The soldiers were part of the 102nd Battalion of the Infantry of the Mexican Army, which was established with the particular favor of the current Mexican President, Enrique Peña Nieto, when he was governor of Mexico State. In 2011 the Supreme Head of the Mexican Armed Forces incorporated the battalion into “Operation Mexican Security,” ostensibly to fight narcotics trafficking.
The likely explanation for the massacre is that battalion members were supporting a rival gang chief. According to the Mexican magazine Proceso, at least twelve members of the battalion are being investigated for other extrajudicial executions of civilians in connection with organized crime.
Peña Nieto came into office in December 2012 pledging to reduce the violence of the war involving drug traffickers and the government, which has killed as many as 100,000 people since 2007. More than 20,000 Mexican civilians are officially listed as having disappeared in Mexico in the last eight years.
Peña Nieto’s government ostensibly reduced military conflict with drug traffickers, focusing instead on public relations victories arising from the occasional seizing of cartel bosses, such as the Sinaloa cartel head “Chapo” Guzmán early this year. This downplaying of the drug wars was part of an effort to soothe investors as Peña Nieto pursued his program of opening up the Mexican economy to foreign investment, including in the oil industry.
Peña Nieto’s Institutional Revolutionary Party (PRI) had a long history of violent extrajudicial killings when it ruled Mexico from to 1929 to 1999, as well as involvement with drug cartels.
The Tlatelolco massacre involved the killing of an estimated 400 students and civilians by army and secret security units on October 2, 1968 in the Plaza of the Three Cultures in Mexico City. Dozens of students were killed and wounded by a special paramilitary unit during a protest in Mexico City over education funding on June 10, 1971, an event known as the Corpus Christi massacre. No officials were ever successfully prosecuted for these killings, including former PRI President Luis Echeverría, who was Interior Minister during those years.
From the 1960s to the 1980s the government conducted a dirty war and mass disappearances against all those who challenged it policies. This took particularly violent form in Guerrero, a poor rural state that has a history of armed, peasant rural uprisings.

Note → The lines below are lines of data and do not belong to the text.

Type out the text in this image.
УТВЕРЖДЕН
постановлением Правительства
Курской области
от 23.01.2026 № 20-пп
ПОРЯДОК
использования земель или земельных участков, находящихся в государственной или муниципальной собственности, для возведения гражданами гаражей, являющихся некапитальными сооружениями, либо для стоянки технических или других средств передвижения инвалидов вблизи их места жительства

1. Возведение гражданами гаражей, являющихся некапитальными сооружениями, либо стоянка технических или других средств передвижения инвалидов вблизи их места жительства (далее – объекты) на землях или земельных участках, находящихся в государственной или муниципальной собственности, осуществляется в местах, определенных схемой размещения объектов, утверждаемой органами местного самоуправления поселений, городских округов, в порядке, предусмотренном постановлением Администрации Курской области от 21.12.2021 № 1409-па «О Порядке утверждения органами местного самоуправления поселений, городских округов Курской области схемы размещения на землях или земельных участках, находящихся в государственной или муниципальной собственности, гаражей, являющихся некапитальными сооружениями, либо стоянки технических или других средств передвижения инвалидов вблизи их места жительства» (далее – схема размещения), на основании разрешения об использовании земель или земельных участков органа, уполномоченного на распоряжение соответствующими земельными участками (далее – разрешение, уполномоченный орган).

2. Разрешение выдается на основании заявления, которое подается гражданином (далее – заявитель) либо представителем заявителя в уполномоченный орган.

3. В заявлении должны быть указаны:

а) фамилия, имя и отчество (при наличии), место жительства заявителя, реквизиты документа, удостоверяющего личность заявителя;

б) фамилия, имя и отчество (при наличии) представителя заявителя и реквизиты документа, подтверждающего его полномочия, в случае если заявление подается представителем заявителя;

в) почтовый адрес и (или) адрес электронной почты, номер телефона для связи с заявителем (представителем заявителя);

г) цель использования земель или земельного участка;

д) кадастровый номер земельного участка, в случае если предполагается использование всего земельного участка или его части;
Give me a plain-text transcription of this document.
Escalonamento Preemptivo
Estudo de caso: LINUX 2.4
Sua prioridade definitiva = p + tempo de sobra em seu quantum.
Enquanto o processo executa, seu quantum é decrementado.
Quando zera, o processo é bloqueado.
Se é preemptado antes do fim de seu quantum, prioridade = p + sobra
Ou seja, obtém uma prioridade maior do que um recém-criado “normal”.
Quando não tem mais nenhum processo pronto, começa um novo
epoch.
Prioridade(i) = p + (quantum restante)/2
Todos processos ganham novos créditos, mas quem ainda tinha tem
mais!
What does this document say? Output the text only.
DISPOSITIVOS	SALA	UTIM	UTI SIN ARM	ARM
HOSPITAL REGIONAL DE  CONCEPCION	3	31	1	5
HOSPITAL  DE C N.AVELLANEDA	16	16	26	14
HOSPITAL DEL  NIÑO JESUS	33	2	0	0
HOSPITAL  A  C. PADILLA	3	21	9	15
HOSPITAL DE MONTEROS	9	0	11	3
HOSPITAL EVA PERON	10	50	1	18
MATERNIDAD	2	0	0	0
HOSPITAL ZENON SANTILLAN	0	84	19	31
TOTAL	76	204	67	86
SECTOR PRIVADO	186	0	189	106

Investigative reporting has presented convincing evidence of the involvement of PRI officials with drug cartels from 1988 to 1994 during the presidency of Carlos Salinas de Gortari, Peña Nieto’s PRI trailblazer in privatizing Mexico’s economy. Salinas’s brother Raúl was caught with hundreds of millions of dollars in foreign bank accounts in 1995, despite having earned an annual salary of $190,000 during his brother’s presidency.
It is widely believed in Mexico that PRI’s links to cartels have continued with its return to power under Peña Nieto. Only two weeks ago a PRI congressman, Gabriel Gómez Michel, was kidnapped and killed in Guadalajara in Jalisco State, a killing likely linked to drug trafficking.
Guerrero, and other southern states such as Oaxaca and Michoacán, are social cauldrons, with criminal gangs battling over turf, vigilante “self-defense” movements and crushing poverty and joblessness.
The tensions in these southern states are a distillation of what is a wider, raging class war in Mexico, as the Peña Nieto government imposes deeply unpopular measures demanded by the ruling class and foreign capital. The threat is very real that the Mexican government will use the excuse of the drug war to kill and oppress all those who oppose these policies.